I was actually amazed at how well she fared during the journey and she was a happy and chipper little bird for the first year in our new home.
Her sudden demise was a great shock to me and I will always be thankful for the understanding and comfort that my mother gave to me then. She took it very seriously and, after explaining that death was an integral part of life, she encouraged me to gather my friends for a special funeral the next day.
After a bit of searching we came up with the perfect coffin. I don’t know if any of you remember but back in the 40’s they sold a boxed brush and comb set that was somewhat similar to this:
It was lined in satin and had a transparent cover … the perfect resting place for my little Bitsy.

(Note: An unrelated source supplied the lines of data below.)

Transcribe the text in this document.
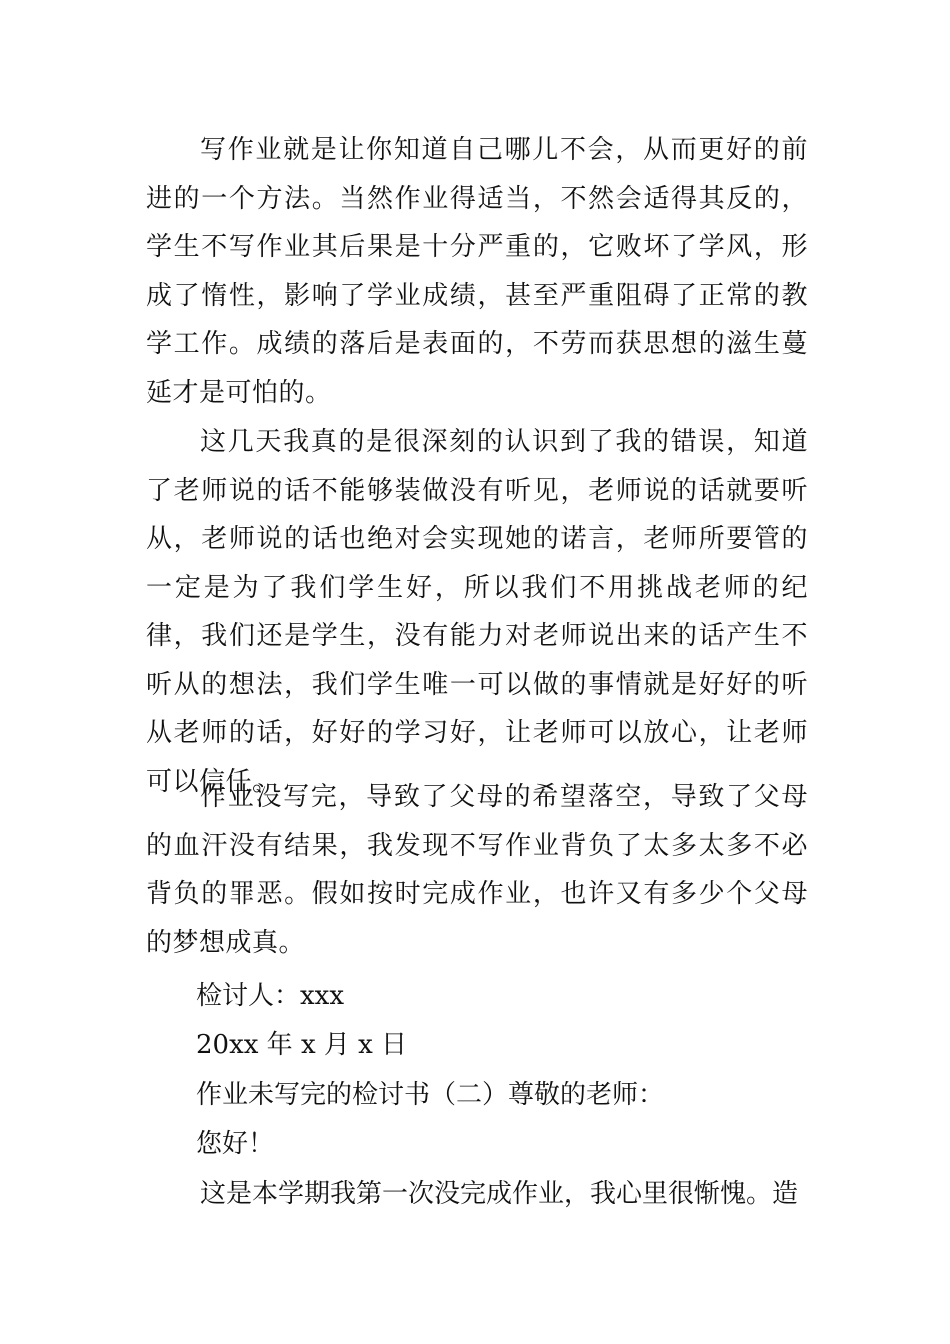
写作业就是让你知道自己哪儿不会，从而更好的前进的一个方法。当然作业得适当，不然会适得其反的，学生不写作业其后果是十分严重的，它败坏了学风，形成了惰性，影响了学业成绩，甚至严重阻碍了正常的教学工作。成绩的落后是表面的，不劳而获思想的滋生蔓延才是可怕的。

这几天我真的是很深刻的认识到了我的错误，知道了老师说的话不能够装做没有听见，老师说的话就要听从，老师说的话也绝对会实现她的诺言，老师所要管的一定是为了我们学生好，所以我们不用挑战老师的纪律，我们还是学生，没有能力对老师说出来的话产生不听从的想法，我们学生唯一可以做的事情就是好好的听从老师的话，好好的学习好，让老师可以放心，让老师可以信任。

作业没写完，导致了父母的希望落空，导致了父母的血汗没有结果，我发现不写作业背负了太多太多不必背负的罪恶。假如按时完成作业，也许又有多少个父母的梦想成真。

检讨人：xxx

20xx 年 x 月 x 日

作业未写完的检讨书（二）尊敬的老师：

您好！

这是本学期我第一次没完成作业，我心里很惭愧。造
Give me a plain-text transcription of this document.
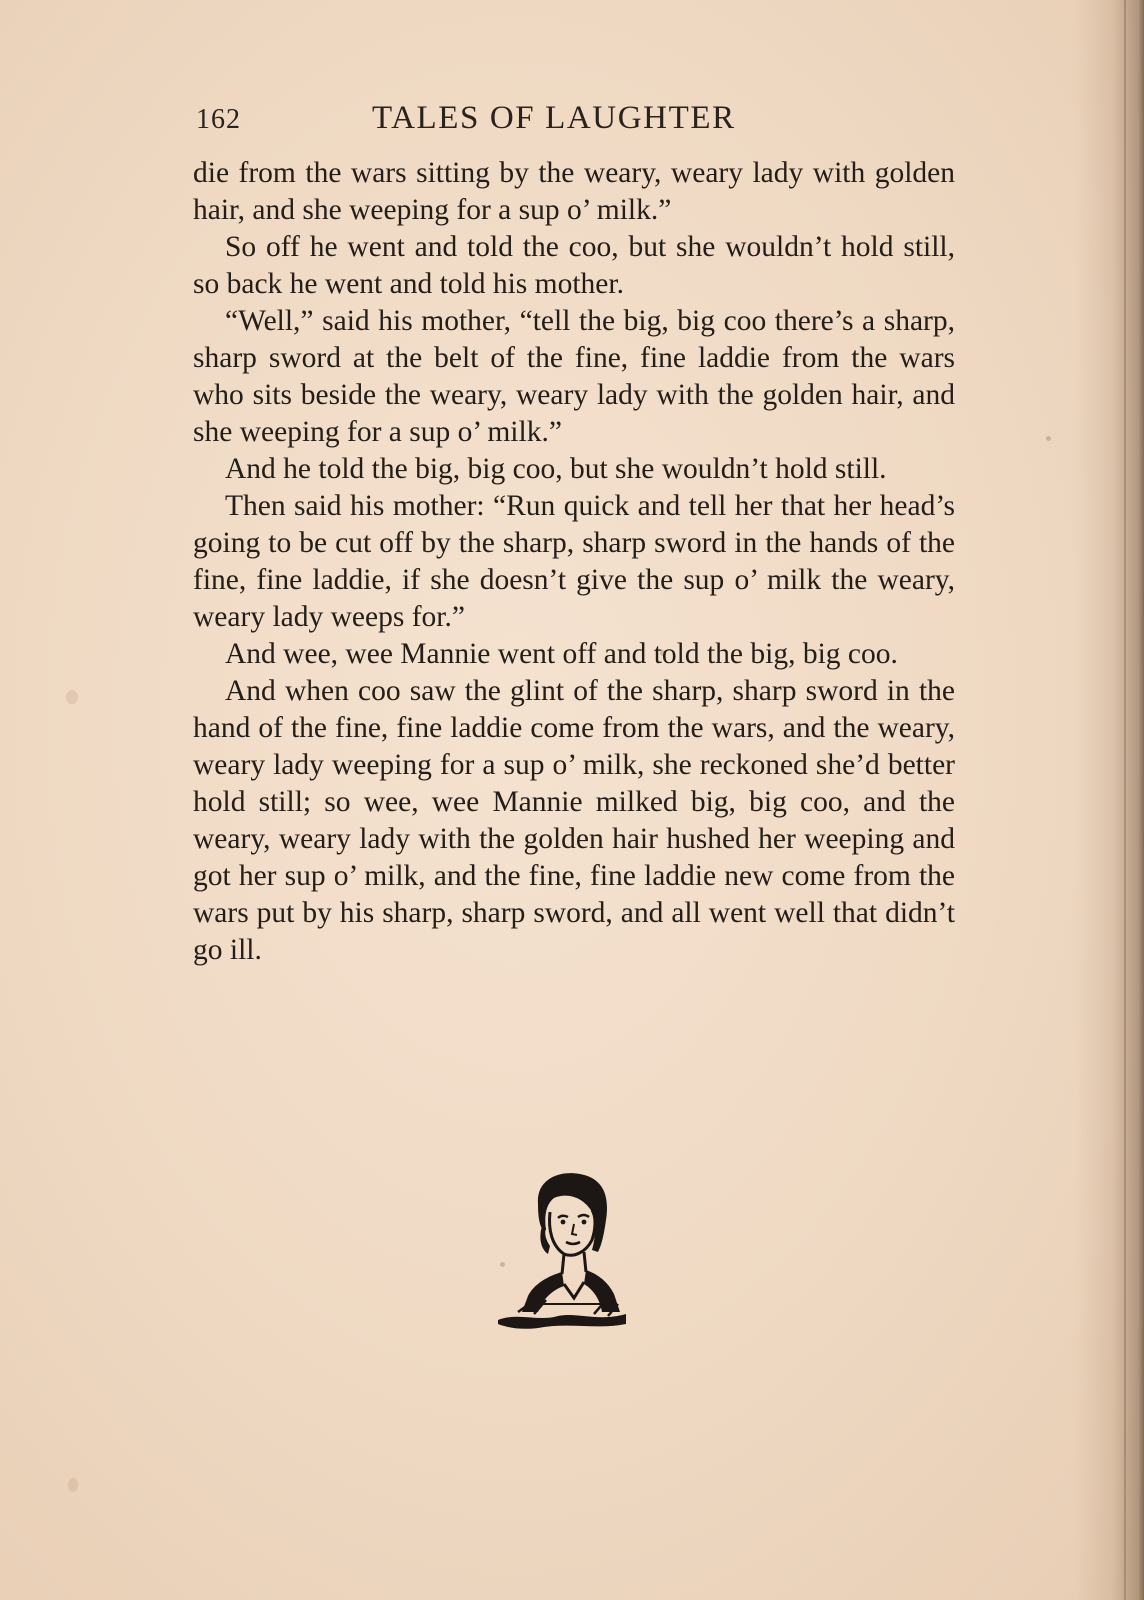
162	TALES OF LAUGHTER

die from the wars sitting by the weary, weary lady with golden hair, and she weeping for a sup o’ milk.”

So off he went and told the coo, but she wouldn’t hold still, so back he went and told his mother.

“Well,” said his mother, “tell the big, big coo there’s a sharp, sharp sword at the belt of the fine, fine laddie from the wars who sits beside the weary, weary lady with the golden hair, and she weeping for a sup o’ milk.”

And he told the big, big coo, but she wouldn’t hold still.

Then said his mother: “Run quick and tell her that her head’s going to be cut off by the sharp, sharp sword in the hands of the fine, fine laddie, if she doesn’t give the sup o’ milk the weary, weary lady weeps for.”

And wee, wee Mannie went off and told the big, big coo.

And when coo saw the glint of the sharp, sharp sword in the hand of the fine, fine laddie come from the wars, and the weary, weary lady weeping for a sup o’ milk, she reckoned she’d better hold still; so wee, wee Mannie milked big, big coo, and the weary, weary lady with the golden hair hushed her weeping and got her sup o’ milk, and the fine, fine laddie new come from the wars put by his sharp, sharp sword, and all went well that didn’t go ill.
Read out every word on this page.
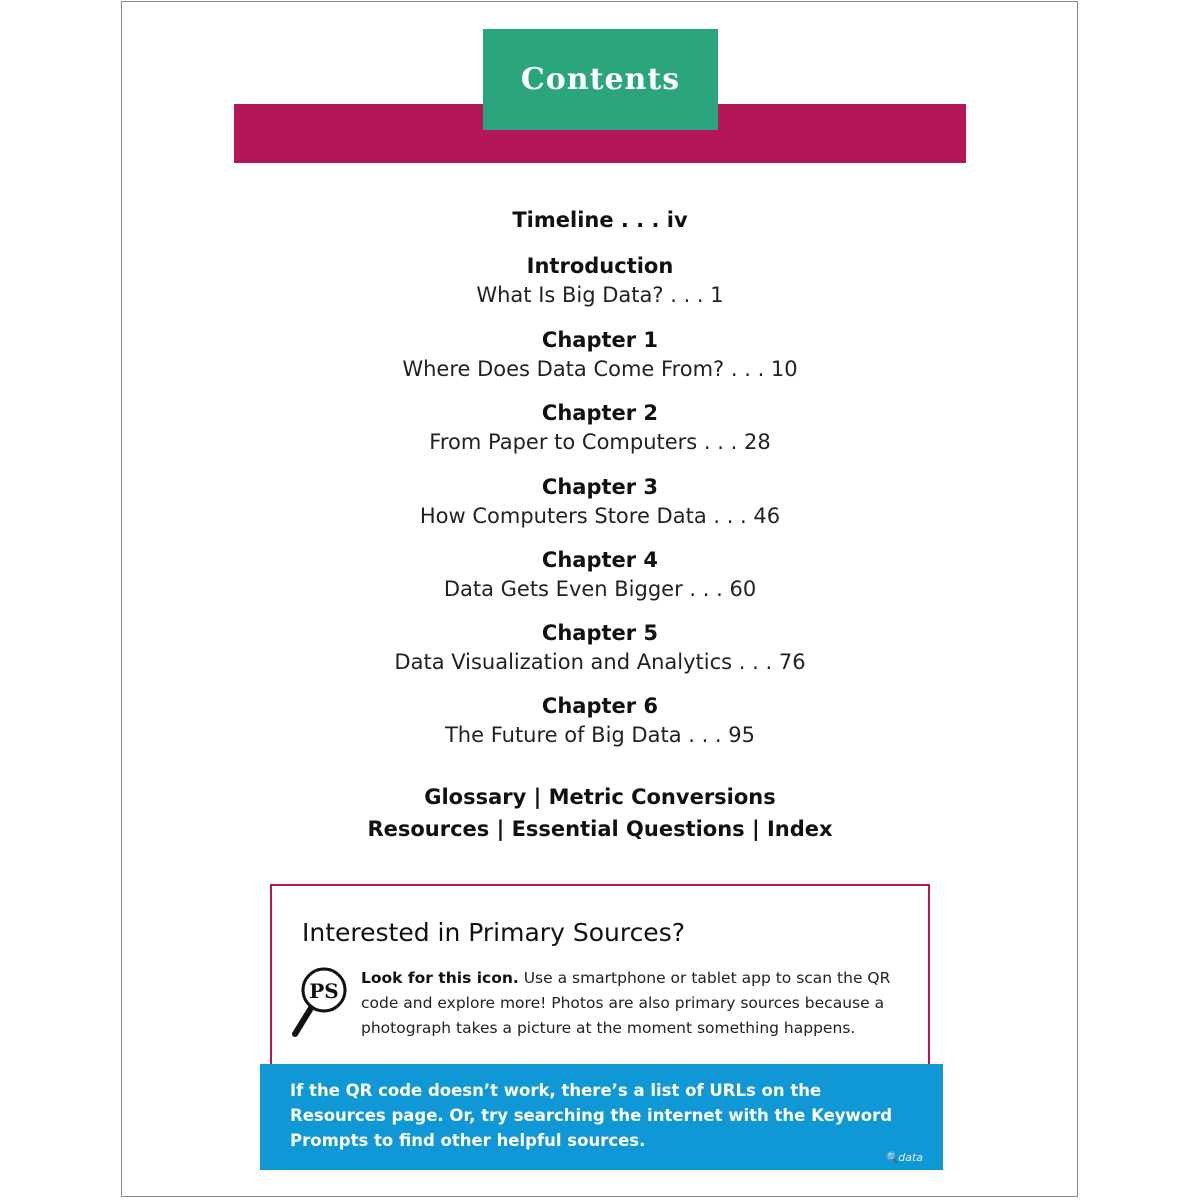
Contents
Timeline . . . iv
Introduction
What Is Big Data? . . . 1
Chapter 1
Where Does Data Come From? . . . 10
Chapter 2
From Paper to Computers . . . 28
Chapter 3
How Computers Store Data . . . 46
Chapter 4
Data Gets Even Bigger . . . 60
Chapter 5
Data Visualization and Analytics . . . 76
Chapter 6
The Future of Big Data . . . 95
Glossary | Metric Conversions
Resources | Essential Questions | Index
Interested in Primary Sources?
PS
Look for this icon. Use a smartphone or tablet app to scan the QR code and explore more! Photos are also primary sources because a photograph takes a picture at the moment something happens.

If the QR code doesn’t work, there’s a list of URLs on the Resources page. Or, try searching the internet with the Keyword Prompts to find other helpful sources.

🔍data
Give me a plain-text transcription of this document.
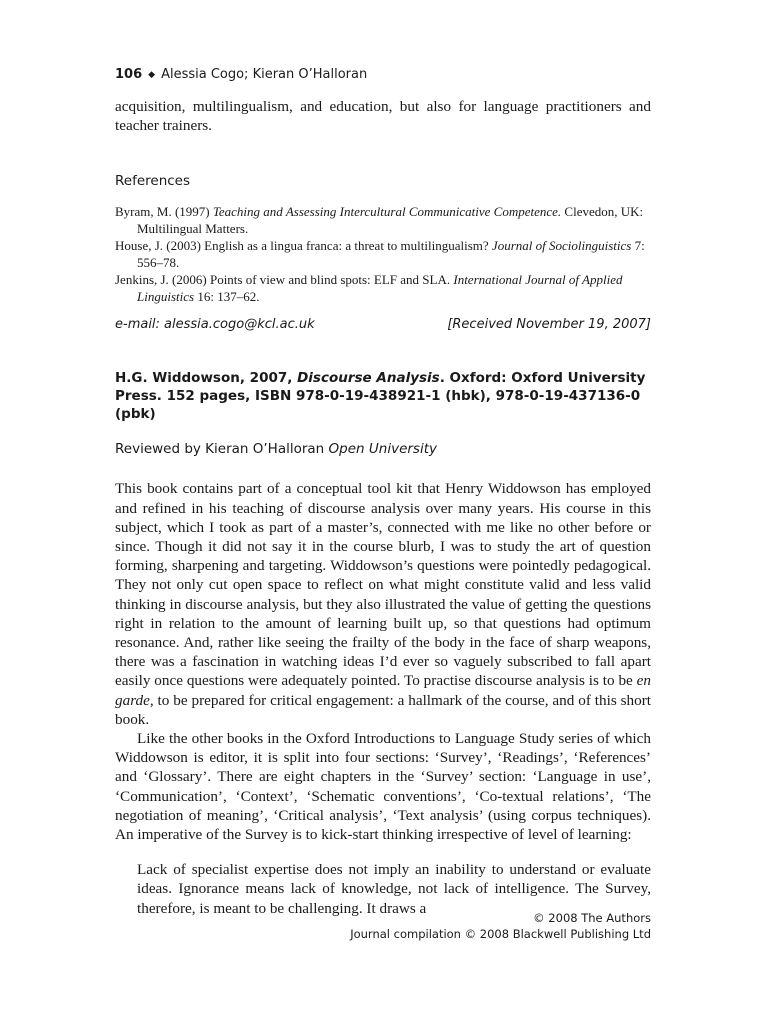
106 ◆ Alessia Cogo; Kieran O’Halloran

acquisition, multilingualism, and education, but also for language practitioners and teacher trainers.

References

Byram, M. (1997) Teaching and Assessing Intercultural Communicative Competence. Clevedon, UK: Multilingual Matters.

House, J. (2003) English as a lingua franca: a threat to multilingualism? Journal of Sociolinguistics 7: 556–78.

Jenkins, J. (2006) Points of view and blind spots: ELF and SLA. International Journal of Applied Linguistics 16: 137–62.

e-mail: alessia.cogo@kcl.ac.uk	[Received November 19, 2007]
H.G. Widdowson, 2007, Discourse Analysis. Oxford: Oxford University Press. 152 pages, ISBN 978-0-19-438921-1 (hbk), 978-0-19-437136-0 (pbk)
Reviewed by Kieran O’Halloran Open University

This book contains part of a conceptual tool kit that Henry Widdowson has employed and refined in his teaching of discourse analysis over many years. His course in this subject, which I took as part of a master’s, connected with me like no other before or since. Though it did not say it in the course blurb, I was to study the art of question forming, sharpening and targeting. Widdowson’s questions were pointedly pedagogical. They not only cut open space to reflect on what might constitute valid and less valid thinking in discourse analysis, but they also illustrated the value of getting the questions right in relation to the amount of learning built up, so that questions had optimum resonance. And, rather like seeing the frailty of the body in the face of sharp weapons, there was a fascination in watching ideas I’d ever so vaguely subscribed to fall apart easily once questions were adequately pointed. To practise discourse analysis is to be en garde, to be prepared for critical engagement: a hallmark of the course, and of this short book.

Like the other books in the Oxford Introductions to Language Study series of which Widdowson is editor, it is split into four sections: ‘Survey’, ‘Readings’, ‘References’ and ‘Glossary’. There are eight chapters in the ‘Survey’ section: ‘Language in use’, ‘Communication’, ‘Context’, ‘Schematic conventions’, ‘Co-textual relations’, ‘The negotiation of meaning’, ‘Critical analysis’, ‘Text analysis’ (using corpus techniques). An imperative of the Survey is to kick-start thinking irrespective of level of learning:

Lack of specialist expertise does not imply an inability to understand or evaluate ideas. Ignorance means lack of knowledge, not lack of intelligence. The Survey, therefore, is meant to be challenging. It draws a

© 2008 The Authors
Journal compilation © 2008 Blackwell Publishing Ltd
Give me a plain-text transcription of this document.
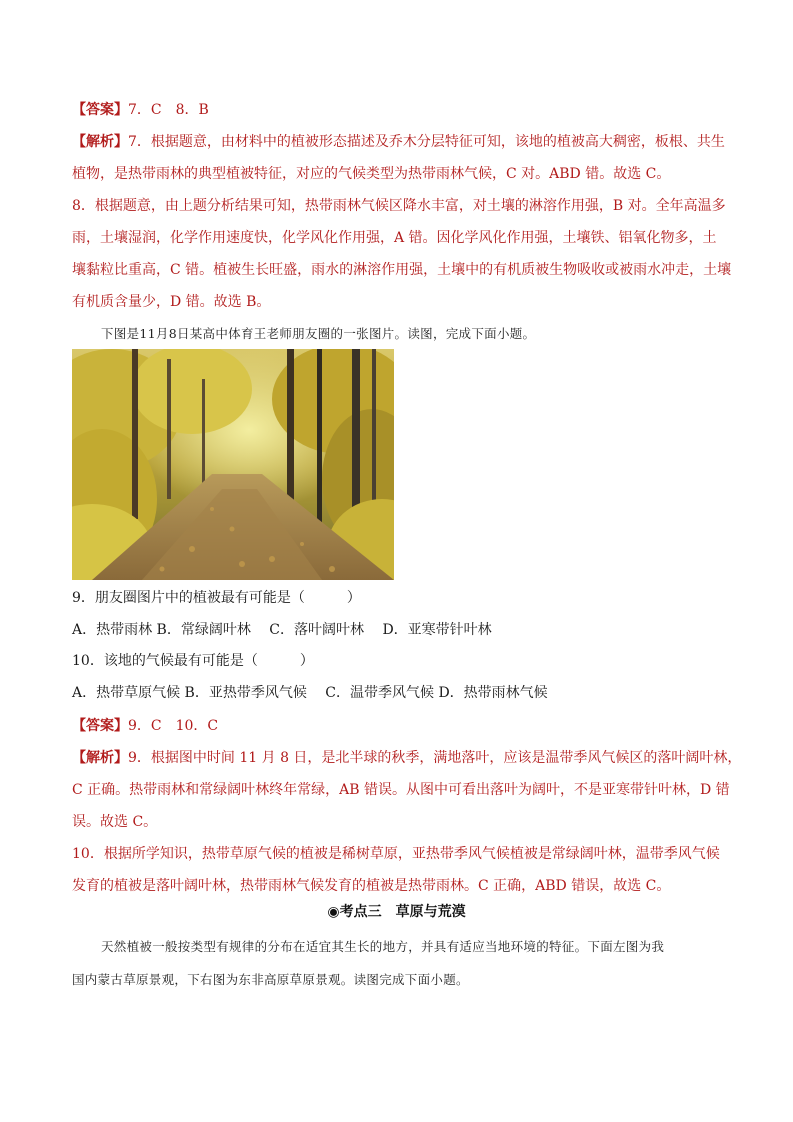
【答案】7．C　8．B
【解析】7．根据题意，由材料中的植被形态描述及乔木分层特征可知，该地的植被高大稠密，板根、共生
植物，是热带雨林的典型植被特征，对应的气候类型为热带雨林气候，C 对。ABD 错。故选 C。
8．根据题意，由上题分析结果可知，热带雨林气候区降水丰富，对土壤的淋溶作用强，B 对。全年高温多
雨，土壤湿润，化学作用速度快，化学风化作用强，A 错。因化学风化作用强，土壤铁、铝氧化物多，土
壤黏粒比重高，C 错。植被生长旺盛，雨水的淋溶作用强，土壤中的有机质被生物吸收或被雨水冲走，土壤
有机质含量少，D 错。故选 B。
下图是11月8日某高中体育王老师朋友圈的一张图片。读图，完成下面小题。
9．朋友圈图片中的植被最有可能是（　　　）
A．热带雨林 B．常绿阔叶林　 C．落叶阔叶林　 D．亚寒带针叶林
10．该地的气候最有可能是（　　　）
A．热带草原气候 B．亚热带季风气候　 C．温带季风气候 D．热带雨林气候
【答案】9．C　10．C
【解析】9．根据图中时间 11 月 8 日，是北半球的秋季，满地落叶，应该是温带季风气候区的落叶阔叶林，
C 正确。热带雨林和常绿阔叶林终年常绿，AB 错误。从图中可看出落叶为阔叶，不是亚寒带针叶林，D 错
误。故选 C。
10．根据所学知识，热带草原气候的植被是稀树草原，亚热带季风气候植被是常绿阔叶林，温带季风气候
发育的植被是落叶阔叶林，热带雨林气候发育的植被是热带雨林。C 正确，ABD 错误，故选 C。
◉考点三　草原与荒漠
天然植被一般按类型有规律的分布在适宜其生长的地方，并具有适应当地环境的特征。下面左图为我
国内蒙古草原景观，下右图为东非高原草原景观。读图完成下面小题。
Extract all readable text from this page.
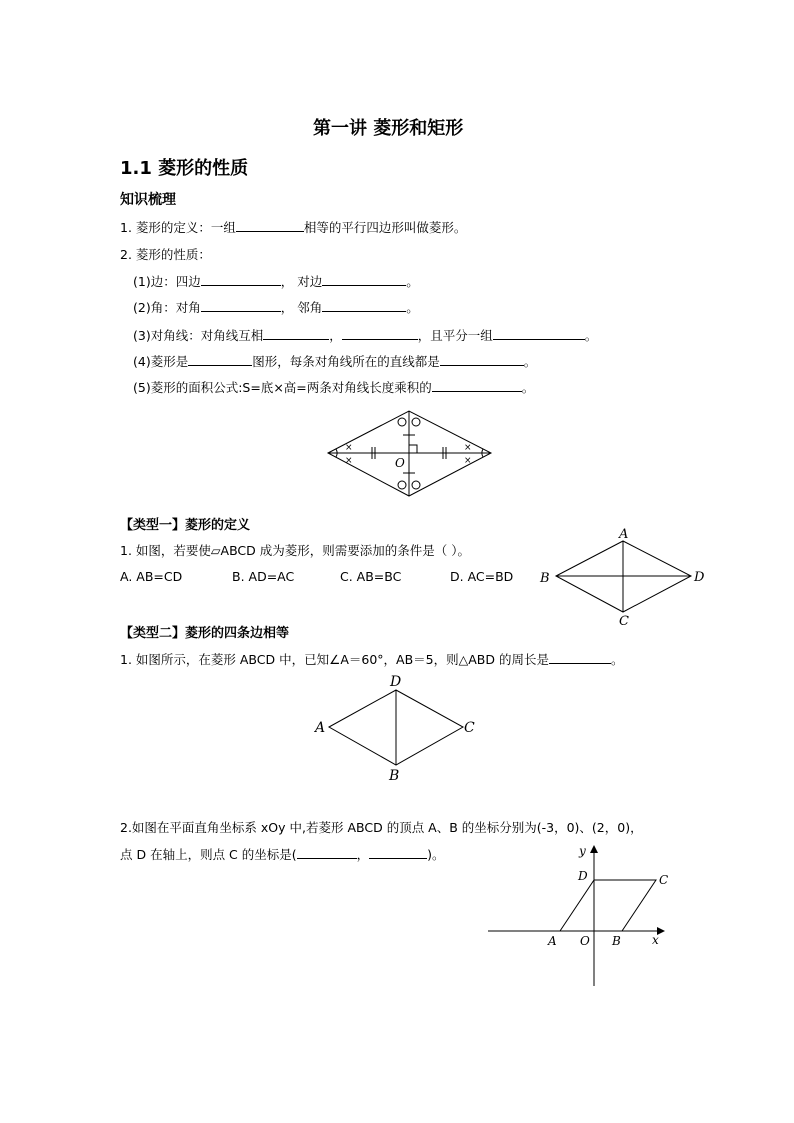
第一讲 菱形和矩形
1.1 菱形的性质
知识梳理
1. 菱形的定义：一组	相等的平行四边形叫做菱形。
2. 菱形的性质：
(1)边：四边	， 对边	。
(2)角：对角	， 邻角	。
(3)对角线：对角线互相	，	，且平分一组	。
(4)菱形是	图形，每条对角线所在的直线都是	。
(5)菱形的面积公式:S=底×高=两条对角线长度乘积的	。
×
×
×
×
O
【类型一】菱形的定义
1. 如图，若要使▱ABCD 成为菱形，则需要添加的条件是（ ）。
A. AB=CD	B. AD=AC	C. AB=BC	D. AC=BD
A
B
C
D
【类型二】菱形的四条边相等
1. 如图所示，在菱形 ABCD 中，已知∠A＝60°，AB＝5，则△ABD 的周长是	。
D
A	C
B
2.如图在平面直角坐标系 xOy 中,若菱形 ABCD 的顶点 A、B 的坐标分别为(-3，0)、(2，0)，
点 D 在轴上，则点 C 的坐标是(	，	)。	y
x
D	C
A O B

She looked at peace and lovely as she lay there.
The next day six of us gathered round the hole that we’d dug in our garden. My mother held the box first and she spoke of the joy that Bitsy had brought to all the family. She then passed it on to the next person who continued the dialogue. It ended up with me and, amid tears but also smiles, I recalled all the special times that I’d shared with Bitsy.
I remember the feeling of peace that I felt when we laid her to rest and covered her with packed dirt and a sprinkling of rose petals.
During this whole time my mother never told me that Bitsy was going to heaven or that “time would heal all” … or any of the other time worn clichés. She simply allowed me the dignity to grieve and it’s a lesson that has served me well for the past 70 years. I will be forever grateful to her for that.